1.5.1 Figure of Merit
A limitation of this approach and of hierarchical clustering is that we may not know how many k clusters there are. The Figure of Merit (FOM) technique can help us work out the k that we need. Briefly, this works by trying a k-means clustering at 1, then 2, then 3 up to a stopping number of clusters and at the end of each clustering we check the distance variability between the centroids and the elements/cases/observations. The value of k that minimises the distance is the value that we want to use as most points are near to a cluster centroid.

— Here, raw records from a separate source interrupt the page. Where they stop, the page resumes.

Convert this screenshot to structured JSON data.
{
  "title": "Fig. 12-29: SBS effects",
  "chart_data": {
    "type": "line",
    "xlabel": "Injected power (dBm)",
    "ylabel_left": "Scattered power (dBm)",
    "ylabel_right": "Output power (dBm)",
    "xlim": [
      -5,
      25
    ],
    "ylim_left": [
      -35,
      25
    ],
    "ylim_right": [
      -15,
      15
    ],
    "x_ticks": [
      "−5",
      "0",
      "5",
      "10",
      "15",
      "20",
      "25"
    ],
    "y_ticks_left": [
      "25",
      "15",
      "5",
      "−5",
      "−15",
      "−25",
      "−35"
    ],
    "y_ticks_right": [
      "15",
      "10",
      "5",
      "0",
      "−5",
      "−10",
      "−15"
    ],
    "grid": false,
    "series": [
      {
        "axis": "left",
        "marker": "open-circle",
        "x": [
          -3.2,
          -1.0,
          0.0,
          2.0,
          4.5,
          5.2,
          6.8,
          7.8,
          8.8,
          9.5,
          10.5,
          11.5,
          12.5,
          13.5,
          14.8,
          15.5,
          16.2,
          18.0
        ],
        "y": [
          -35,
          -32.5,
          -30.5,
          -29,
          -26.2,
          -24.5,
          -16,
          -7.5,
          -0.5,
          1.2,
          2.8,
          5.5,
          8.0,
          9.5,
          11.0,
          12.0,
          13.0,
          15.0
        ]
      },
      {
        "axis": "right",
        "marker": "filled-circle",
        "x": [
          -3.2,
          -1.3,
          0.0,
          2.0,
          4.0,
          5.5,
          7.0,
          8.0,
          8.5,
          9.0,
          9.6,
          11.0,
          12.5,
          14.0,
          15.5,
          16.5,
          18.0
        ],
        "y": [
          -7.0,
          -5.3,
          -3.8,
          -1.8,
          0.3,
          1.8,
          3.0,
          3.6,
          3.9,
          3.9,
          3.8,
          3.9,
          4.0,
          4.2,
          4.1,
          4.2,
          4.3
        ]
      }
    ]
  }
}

Let’s walk through the process of doing FOM and then applying a k-means clustering.
Here’s a sample data set to try and cluster, we’re going to cluster the rows. Note how it resembles a gene expression matrix with the gene names as the matrix row names, not in the data itself.
head(gene_exprs, n=3) sample1 sample2 sample3
gn1 4.516471 3.722275 15.52375
gn2 1.451247 3.225752 15.21140
gn3 3.584614 3.020616 15.40538
We’ll use the factoextra package to do the FOM and the subsequent k-means. First the FOM using fviz_nbclust()
library(factoextra)
fviz_nbclust(gene_exprs, kmeans, method="wss")
The option method lets us specify which method we want to use to estimate the variability, here we use wss for within sum of squares, which is a reasonable one. The resulting plot shows that wss improves lots until we get to 3 clusters, at which point there is only minimal improvement. We interpret this as meaning that there are 3 clusters within our data. We can use that to make our k-means cluster. The kmeans() function does this easily and we can plot the result using the fviz_cluster() function.
km_clus <- kmeans(gene_exprs, 3, nstart=25, iter.max = 1000)
fviz_cluster(km_clus, data=gene_exprs)
The plot shows clearly the elements of the data are clustered into 3 groups. The km_clus object contains information about the elements cluster membership if you wish to extract that for any reason.
- Unsupervised learning algorithms group things based on distances computed between them.
- Hierarchical and k-means are two common and useful methods.